Three billion dollars were added to the education fund, bringing it now to about $74 billion with $2.8 billion going to infrastructure and roads, he said.

“Fuel efficiency has really created a situation where our ability to maintain our roads is becoming almost impossible,” said Hueso.

A $5 billion annual fund will be designated to fix unfinished roadwork projects that will also in turn, create more employment opportunities, while $ 546 million was budgeted for greater access to health care, he said.

“We know that Imperial County needs health care in this area and we need to help our hospitals stay in business to make sure that everybody has access to quality health care,” stressed Hueso.  “We are inching along every year to do better and look what has happened – when people argued that our county can’t support these aspirations and that it would be too expensive, we are bringing more money to our state and all of these investments are having a positive effect at reducing unemployment and increasing our economic welfare.” 

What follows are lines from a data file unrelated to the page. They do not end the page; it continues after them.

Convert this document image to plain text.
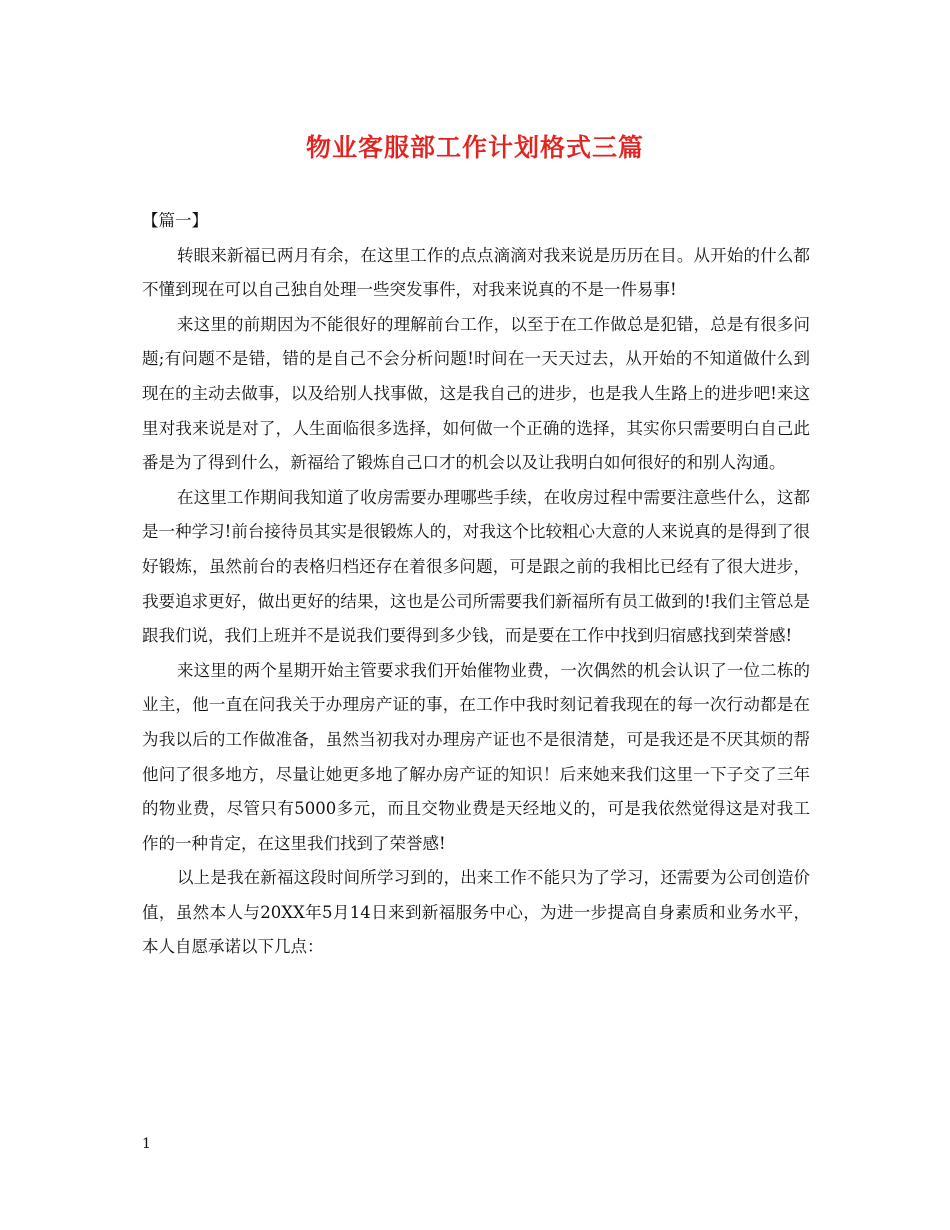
物业客服部工作计划格式三篇

【篇一】

转眼来新福已两月有余，在这里工作的点点滴滴对我来说是历历在目。从开始的什么都不懂到现在可以自己独自处理一些突发事件，对我来说真的不是一件易事!

来这里的前期因为不能很好的理解前台工作，以至于在工作做总是犯错，总是有很多问题;有问题不是错，错的是自己不会分析问题!时间在一天天过去，从开始的不知道做什么到现在的主动去做事，以及给别人找事做，这是我自己的进步，也是我人生路上的进步吧!来这里对我来说是对了，人生面临很多选择，如何做一个正确的选择，其实你只需要明白自己此番是为了得到什么，新福给了锻炼自己口才的机会以及让我明白如何很好的和别人沟通。

在这里工作期间我知道了收房需要办理哪些手续，在收房过程中需要注意些什么，这都是一种学习!前台接待员其实是很锻炼人的，对我这个比较粗心大意的人来说真的是得到了很好锻炼，虽然前台的表格归档还存在着很多问题，可是跟之前的我相比已经有了很大进步，我要追求更好，做出更好的结果，这也是公司所需要我们新福所有员工做到的!我们主管总是跟我们说，我们上班并不是说我们要得到多少钱，而是要在工作中找到归宿感找到荣誉感!

来这里的两个星期开始主管要求我们开始催物业费，一次偶然的机会认识了一位二栋的业主，他一直在问我关于办理房产证的事，在工作中我时刻记着我现在的每一次行动都是在为我以后的工作做准备，虽然当初我对办理房产证也不是很清楚，可是我还是不厌其烦的帮他问了很多地方，尽量让她更多地了解办房产证的知识！后来她来我们这里一下子交了三年的物业费，尽管只有5000多元，而且交物业费是天经地义的，可是我依然觉得这是对我工作的一种肯定，在这里我们找到了荣誉感!

以上是我在新福这段时间所学习到的，出来工作不能只为了学习，还需要为公司创造价值，虽然本人与20XX年5月14日来到新福服务中心，为进一步提高自身素质和业务水平，本人自愿承诺以下几点：

1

Hueso also said the El Centro California Highway Patrol Office will receive $30 million to fund the design phase of a new area office. Also, the Veteran Resource centers will receive an additional $5 million to help veterans more easily earn degrees at local universities and community colleges. 

The budget will increase healthcare reimbursement rates by 16 percent and MediCal benefits will be restored for the first time in nearly a decade, according to Hueso.

“If our economy is going to continue to grow, if the community here in Imperial County is going to continue to exist, we have to do something about the Salton Sea,” said Hueso. 

“This year we are pushing for a ten-year plan to improve the Salton Sea and work to reduce the impacts of the shrinking sea. We have to improve the poor air quality and the elimination of a sustainable environment that supports migratory birds and fish.  We have to find a solution to keep this body of water healthy,” added Hueso.

The companion bill to the budget is a state bond that will create a new obligation bond that the state could put on the ballot in 2018 for voters to create a $500 million bond for the renovation of the Salton Sea, he said. 

“We have some of the poorest air quality in the nation, and if the sea continues to decline, people will not be able to live here in a healthy fashion and we already have over 15,000 children that have been diagnosed with asthma,” concluded Hueso.